Wheelie bin charges for new-home owners

editorial image

Wheelie bins may be no longer free of charge for new-home owners as Wakefield Council looks to slash a £540,000 predicted overspend in the next five years.

The council’s cabinet approved plans this week to bring in a charge to those who buy new-build properties.

The majority of households in the district require three receptacles for recycling, garden waste and household waste.

If the proposals are agreed by full council, those wanting to buy a brand-new property will be charged £20 for each bin.

The council says giving away bins to each house has ‘put a major strain on budgets’ due to the sharp increase in the number of new properties built in recent years.

The report reads: “To date, the collection of waste from new properties has been absorbed into existing collection rounds, however the service is reaching full capacity and future collection requirements arising from continuing ‘new growth’ will likely require additional service growth in the form of increased bin rounds and additional revenue budget support.

“Quarterly updates suggest that around 9,000 properties are currently within the planning system and have the potential to be built in the next five years.

“The majority of these proposed developments are characterised by houses having gardens and therefore likely to require three waste bins.

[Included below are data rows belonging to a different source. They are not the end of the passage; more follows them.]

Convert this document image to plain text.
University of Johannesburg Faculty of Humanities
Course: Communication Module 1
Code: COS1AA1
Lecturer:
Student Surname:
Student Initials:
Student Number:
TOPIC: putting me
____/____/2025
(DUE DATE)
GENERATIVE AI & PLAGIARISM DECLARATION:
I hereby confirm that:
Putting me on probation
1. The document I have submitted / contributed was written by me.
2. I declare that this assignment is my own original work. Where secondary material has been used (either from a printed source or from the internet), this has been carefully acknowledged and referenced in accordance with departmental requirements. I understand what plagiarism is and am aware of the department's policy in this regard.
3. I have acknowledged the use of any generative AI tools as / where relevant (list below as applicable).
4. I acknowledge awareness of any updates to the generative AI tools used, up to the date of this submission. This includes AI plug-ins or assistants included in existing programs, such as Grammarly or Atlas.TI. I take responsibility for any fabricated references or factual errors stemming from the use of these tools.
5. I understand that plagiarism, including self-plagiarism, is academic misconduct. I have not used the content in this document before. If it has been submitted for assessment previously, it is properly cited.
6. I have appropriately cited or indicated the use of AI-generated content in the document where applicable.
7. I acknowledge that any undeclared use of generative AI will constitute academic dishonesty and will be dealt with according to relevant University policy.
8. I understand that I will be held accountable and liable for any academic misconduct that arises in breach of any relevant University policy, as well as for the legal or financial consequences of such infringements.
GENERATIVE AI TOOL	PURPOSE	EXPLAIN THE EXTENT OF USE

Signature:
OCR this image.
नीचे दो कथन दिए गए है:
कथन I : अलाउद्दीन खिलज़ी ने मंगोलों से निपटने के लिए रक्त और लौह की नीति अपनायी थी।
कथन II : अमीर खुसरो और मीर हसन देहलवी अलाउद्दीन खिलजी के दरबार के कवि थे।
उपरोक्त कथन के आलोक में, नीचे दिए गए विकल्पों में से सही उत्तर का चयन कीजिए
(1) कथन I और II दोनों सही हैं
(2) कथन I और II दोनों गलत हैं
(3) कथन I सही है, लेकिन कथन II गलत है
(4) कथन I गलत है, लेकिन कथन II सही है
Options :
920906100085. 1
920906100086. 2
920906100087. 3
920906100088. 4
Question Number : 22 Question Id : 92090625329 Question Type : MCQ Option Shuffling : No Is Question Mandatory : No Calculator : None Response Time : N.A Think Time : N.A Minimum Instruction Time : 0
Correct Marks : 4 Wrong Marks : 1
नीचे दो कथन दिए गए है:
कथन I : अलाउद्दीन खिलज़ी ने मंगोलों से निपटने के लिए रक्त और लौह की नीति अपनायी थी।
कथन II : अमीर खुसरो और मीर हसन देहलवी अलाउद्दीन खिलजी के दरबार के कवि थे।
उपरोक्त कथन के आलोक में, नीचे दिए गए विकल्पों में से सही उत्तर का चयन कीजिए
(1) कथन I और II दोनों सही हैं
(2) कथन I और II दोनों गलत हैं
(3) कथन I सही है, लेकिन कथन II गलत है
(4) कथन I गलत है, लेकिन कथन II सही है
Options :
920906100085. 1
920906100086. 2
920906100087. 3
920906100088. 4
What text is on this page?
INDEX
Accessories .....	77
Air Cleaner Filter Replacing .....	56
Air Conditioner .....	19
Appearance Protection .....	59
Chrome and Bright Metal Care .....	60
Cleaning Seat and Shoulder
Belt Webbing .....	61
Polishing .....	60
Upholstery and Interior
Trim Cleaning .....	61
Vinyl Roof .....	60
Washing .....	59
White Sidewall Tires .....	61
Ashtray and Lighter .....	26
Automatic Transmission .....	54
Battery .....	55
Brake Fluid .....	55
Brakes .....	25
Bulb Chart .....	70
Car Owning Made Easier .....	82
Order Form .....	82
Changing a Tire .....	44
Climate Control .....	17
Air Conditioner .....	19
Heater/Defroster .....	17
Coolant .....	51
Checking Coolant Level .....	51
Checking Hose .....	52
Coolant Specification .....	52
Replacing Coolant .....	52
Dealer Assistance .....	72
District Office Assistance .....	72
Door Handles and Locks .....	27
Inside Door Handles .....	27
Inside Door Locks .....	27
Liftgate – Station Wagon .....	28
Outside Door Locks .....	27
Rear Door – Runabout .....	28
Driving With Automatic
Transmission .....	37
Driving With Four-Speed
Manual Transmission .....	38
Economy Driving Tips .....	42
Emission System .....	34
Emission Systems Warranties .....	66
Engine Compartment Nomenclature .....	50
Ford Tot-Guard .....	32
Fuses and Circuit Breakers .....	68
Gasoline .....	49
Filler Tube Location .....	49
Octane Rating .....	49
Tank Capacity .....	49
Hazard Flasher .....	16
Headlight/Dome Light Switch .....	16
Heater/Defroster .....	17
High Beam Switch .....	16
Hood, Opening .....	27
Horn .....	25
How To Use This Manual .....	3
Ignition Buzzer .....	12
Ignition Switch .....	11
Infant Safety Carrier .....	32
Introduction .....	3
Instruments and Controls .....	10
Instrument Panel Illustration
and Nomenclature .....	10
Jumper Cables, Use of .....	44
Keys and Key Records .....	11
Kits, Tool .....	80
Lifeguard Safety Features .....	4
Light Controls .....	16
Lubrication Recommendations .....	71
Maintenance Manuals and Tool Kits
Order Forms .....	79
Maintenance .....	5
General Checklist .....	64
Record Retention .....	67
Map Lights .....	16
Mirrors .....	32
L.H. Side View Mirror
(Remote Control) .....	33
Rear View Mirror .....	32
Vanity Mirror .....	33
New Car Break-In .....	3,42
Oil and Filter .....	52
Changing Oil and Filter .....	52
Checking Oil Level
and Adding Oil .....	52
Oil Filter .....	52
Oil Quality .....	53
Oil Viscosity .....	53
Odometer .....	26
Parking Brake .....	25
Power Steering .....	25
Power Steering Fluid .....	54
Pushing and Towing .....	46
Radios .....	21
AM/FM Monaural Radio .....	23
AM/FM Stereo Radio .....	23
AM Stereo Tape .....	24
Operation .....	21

“The full cost of these bins to the council could be expected to be in the region of £540,000 at current prices.”

As part of the changes, landlords of newly-built properties and converted houses of multiple occupancy, as well as management companies of newly-built properties will also be liable for the charges.

Larger communal bins - 600 and 1,100 litre - will be charged at £97.50 and £123 respectively.

Meanwhile, those who have their bins lost or stolen will also face paying for each replacement.

This charge was introduced in 2013/14 due to the high demand of replacements.

More than 3,500 bins were being stolen each year and was costing Wakefield Council more than £70,000.